6 октября авангард Великой армии под командованием маршала И. Мюрата потерпел поражение в Тарутинском сражении. Узнав об этом, 7 (19) октября Наполеон приступил к выводу войск из Москвы в направлении Калуги по не затронутой войной старой Калужской дороге. А.Н. Сеславин первый доложил о движении французов к Калужской дороге. В результате — быстрый марш корпуса генерала Дохтурова, а за ним и всей армии к Малоярославцу. Сам Сеславин, находившийся в это время в селении Фоминское писал: «Я стоял на деревне, когда открылось движение французской армии, которая тянулась у ног моих, где находился сам Наполеон в карете. Несколько человек отделилось от опушки леса и дороги, были захвачены и доставлены светлейшему (М.И. Кутузову. — Примеч. авт.) в удостоверение в таком важном для России открытии, решающем судьбу отечества, Европы и самого Наполеона… Я нашел ген. Дохтурова в Аристове случайно, вовсе не знав о пребывании его там; я мчался к Кутузову в Тарутино» (Энциклопедия военных и морских наук. Составлена под главной редакцией генерала от инфантерии Леера. Т. VII. СПб., 1895. С. 189). 12 октября русская армия преградила путь французам у Малоярославца. После ожесточенного сражения Наполеон был вынужден повернуть на старую Смоленскую дорогу, по которой французская армия наступала на Москву, и возвращаться по опустошенной и разоренной местности.

Параллельно им следовала русская армия, закрывая от противника центральные губернии, впереди и позади действовали партизаны, уничтожая отставших и отделившиеся небольшие отряды французов. Русская войсковая разведка в этот период в избытке добывала сведения о противнике, но стремительно разворачивающиеся события быстро обесценивали их. Партизанские отряды Сеславина и Фигнера отбили у французов целый транспорт с драгоценностями, награбленными в столице.

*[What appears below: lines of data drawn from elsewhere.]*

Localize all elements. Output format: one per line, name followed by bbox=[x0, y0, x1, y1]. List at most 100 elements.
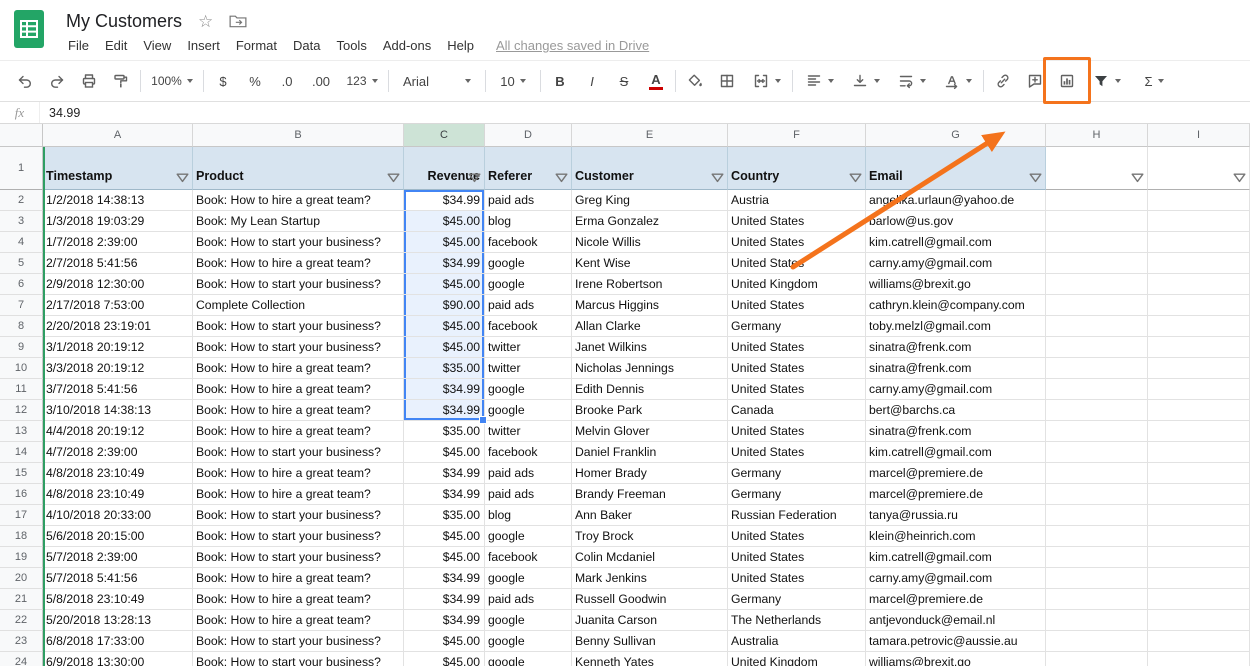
cell-H22[interactable] bbox=[1046, 610, 1148, 631]
cell-F1[interactable]: Country bbox=[728, 147, 866, 190]
vertical-align-button[interactable] bbox=[845, 67, 885, 95]
cell-D15[interactable]: paid ads bbox=[485, 463, 572, 484]
cell-I7[interactable] bbox=[1148, 295, 1250, 316]
cell-G24[interactable]: williams@brexit.go bbox=[866, 652, 1046, 666]
cell-B1[interactable]: Product bbox=[193, 147, 404, 190]
cell-B2[interactable]: Book: How to hire a great team? bbox=[193, 190, 404, 211]
cell-E9[interactable]: Janet Wilkins bbox=[572, 337, 728, 358]
cell-D19[interactable]: facebook bbox=[485, 547, 572, 568]
decrease-decimal-places-button[interactable]: .0 bbox=[274, 67, 300, 95]
cell-F2[interactable]: Austria bbox=[728, 190, 866, 211]
filter-icon[interactable] bbox=[176, 173, 189, 183]
select-all-corner[interactable] bbox=[0, 124, 43, 147]
print-button[interactable] bbox=[76, 67, 102, 95]
cell-A12[interactable]: 3/10/2018 14:38:13 bbox=[43, 400, 193, 421]
cell-E3[interactable]: Erma Gonzalez bbox=[572, 211, 728, 232]
row-header-6[interactable]: 6 bbox=[0, 274, 43, 295]
cell-D9[interactable]: twitter bbox=[485, 337, 572, 358]
cell-A13[interactable]: 4/4/2018 20:19:12 bbox=[43, 421, 193, 442]
cell-I2[interactable] bbox=[1148, 190, 1250, 211]
row-header-22[interactable]: 22 bbox=[0, 610, 43, 631]
redo-button[interactable] bbox=[44, 67, 70, 95]
cell-B3[interactable]: Book: My Lean Startup bbox=[193, 211, 404, 232]
cell-C9[interactable]: $45.00 bbox=[404, 337, 485, 358]
cell-I22[interactable] bbox=[1148, 610, 1250, 631]
cell-F8[interactable]: Germany bbox=[728, 316, 866, 337]
cell-B23[interactable]: Book: How to start your business? bbox=[193, 631, 404, 652]
filter-icon[interactable] bbox=[1029, 173, 1042, 183]
cell-D13[interactable]: twitter bbox=[485, 421, 572, 442]
cell-G18[interactable]: klein@heinrich.com bbox=[866, 526, 1046, 547]
cell-G12[interactable]: bert@barchs.ca bbox=[866, 400, 1046, 421]
font-family-button[interactable]: Arial bbox=[395, 67, 479, 95]
cell-H18[interactable] bbox=[1046, 526, 1148, 547]
cell-C1[interactable]: Revenue bbox=[404, 147, 485, 190]
cell-F13[interactable]: United States bbox=[728, 421, 866, 442]
column-header-H[interactable]: H bbox=[1046, 124, 1148, 147]
cell-G14[interactable]: kim.catrell@gmail.com bbox=[866, 442, 1046, 463]
cell-C17[interactable]: $35.00 bbox=[404, 505, 485, 526]
cell-H8[interactable] bbox=[1046, 316, 1148, 337]
cell-D22[interactable]: google bbox=[485, 610, 572, 631]
cell-I16[interactable] bbox=[1148, 484, 1250, 505]
cell-I20[interactable] bbox=[1148, 568, 1250, 589]
cell-B10[interactable]: Book: How to hire a great team? bbox=[193, 358, 404, 379]
cell-H21[interactable] bbox=[1046, 589, 1148, 610]
cell-A1[interactable]: Timestamp bbox=[43, 147, 193, 190]
cell-A22[interactable]: 5/20/2018 13:28:13 bbox=[43, 610, 193, 631]
cell-B14[interactable]: Book: How to start your business? bbox=[193, 442, 404, 463]
cell-D2[interactable]: paid ads bbox=[485, 190, 572, 211]
cell-I1[interactable] bbox=[1148, 147, 1250, 190]
cell-B8[interactable]: Book: How to start your business? bbox=[193, 316, 404, 337]
cell-A18[interactable]: 5/6/2018 20:15:00 bbox=[43, 526, 193, 547]
cell-C24[interactable]: $45.00 bbox=[404, 652, 485, 666]
cell-G7[interactable]: cathryn.klein@company.com bbox=[866, 295, 1046, 316]
cell-G1[interactable]: Email bbox=[866, 147, 1046, 190]
cell-I14[interactable] bbox=[1148, 442, 1250, 463]
cell-G16[interactable]: marcel@premiere.de bbox=[866, 484, 1046, 505]
cell-C8[interactable]: $45.00 bbox=[404, 316, 485, 337]
cell-E18[interactable]: Troy Brock bbox=[572, 526, 728, 547]
cell-I4[interactable] bbox=[1148, 232, 1250, 253]
cell-F17[interactable]: Russian Federation bbox=[728, 505, 866, 526]
cell-H14[interactable] bbox=[1046, 442, 1148, 463]
cell-G4[interactable]: kim.catrell@gmail.com bbox=[866, 232, 1046, 253]
cell-D8[interactable]: facebook bbox=[485, 316, 572, 337]
column-header-B[interactable]: B bbox=[193, 124, 404, 147]
row-header-11[interactable]: 11 bbox=[0, 379, 43, 400]
formula-input[interactable]: 34.99 bbox=[40, 102, 1250, 123]
cell-A3[interactable]: 1/3/2018 19:03:29 bbox=[43, 211, 193, 232]
cell-B5[interactable]: Book: How to hire a great team? bbox=[193, 253, 404, 274]
row-header-18[interactable]: 18 bbox=[0, 526, 43, 547]
document-title[interactable]: My Customers bbox=[66, 11, 182, 32]
menu-data[interactable]: Data bbox=[285, 36, 328, 55]
cell-D10[interactable]: twitter bbox=[485, 358, 572, 379]
cell-H4[interactable] bbox=[1046, 232, 1148, 253]
cell-H3[interactable] bbox=[1046, 211, 1148, 232]
cell-E20[interactable]: Mark Jenkins bbox=[572, 568, 728, 589]
row-header-17[interactable]: 17 bbox=[0, 505, 43, 526]
cell-G22[interactable]: antjevonduck@email.nl bbox=[866, 610, 1046, 631]
cell-F4[interactable]: United States bbox=[728, 232, 866, 253]
cell-C16[interactable]: $34.99 bbox=[404, 484, 485, 505]
row-header-24[interactable]: 24 bbox=[0, 652, 43, 666]
filter-icon[interactable] bbox=[468, 173, 481, 183]
cell-H9[interactable] bbox=[1046, 337, 1148, 358]
row-header-9[interactable]: 9 bbox=[0, 337, 43, 358]
cell-A23[interactable]: 6/8/2018 17:33:00 bbox=[43, 631, 193, 652]
cell-G3[interactable]: barlow@us.gov bbox=[866, 211, 1046, 232]
cell-C12[interactable]: $34.99 bbox=[404, 400, 485, 421]
cell-B13[interactable]: Book: How to hire a great team? bbox=[193, 421, 404, 442]
cell-I6[interactable] bbox=[1148, 274, 1250, 295]
filter-icon[interactable] bbox=[555, 173, 568, 183]
saved-status-link[interactable]: All changes saved in Drive bbox=[496, 38, 649, 53]
row-header-19[interactable]: 19 bbox=[0, 547, 43, 568]
filter-icon[interactable] bbox=[849, 173, 862, 183]
cell-B24[interactable]: Book: How to start your business? bbox=[193, 652, 404, 666]
cell-C18[interactable]: $45.00 bbox=[404, 526, 485, 547]
cell-B16[interactable]: Book: How to hire a great team? bbox=[193, 484, 404, 505]
cell-C5[interactable]: $34.99 bbox=[404, 253, 485, 274]
cell-B6[interactable]: Book: How to start your business? bbox=[193, 274, 404, 295]
cell-D24[interactable]: google bbox=[485, 652, 572, 666]
cell-G10[interactable]: sinatra@frenk.com bbox=[866, 358, 1046, 379]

Под Вязьмой 22 октября, «проехав насквозь французские войска», подполковник Сеславин обнаружил начало их отступления и «дал знак русским для преследования», а затем, встав во главе Перновского полка, ворвался в город. О партизане Сеславине Ф.Н. Глинка писал: «Он храбр и прям, как меч! Ни трусости, ни лести!… О нем вещал бы нам и предок-славянин: “Се — славен!» (Глинка Ф.Н. Письма русского офицера. М., 1985. С. 279–280).

Армия Наполеона слабела от голода, недостатка фуража и, войдя 27 октября в Смоленск, разграбила собственные продовольственные склады. Порядок сохранила лишь старая гвардия.

Получив еще один казачий полк, Денис Давыдов после ряда удачных стычек решился на отважное дело: соединившись с отрядами партизан Фигнера, Сеславина и Орлова-Денисова, он под Ляховым 28 октября атаковал отряд генерала Ожеро и заставил его сложить оружие (две тысячи нижних чинов и 60 офицеров). От партизан постоянно поступали достоверные сведения о расположении неприятельских войск. Сеславин «в самых горячих выражениях… побуждал Кутузова (через Ермолова) идти на Красный и отрезать французскую армию», что свидетельствовало о глубоком понимании произведенным в полковники командиром партизан.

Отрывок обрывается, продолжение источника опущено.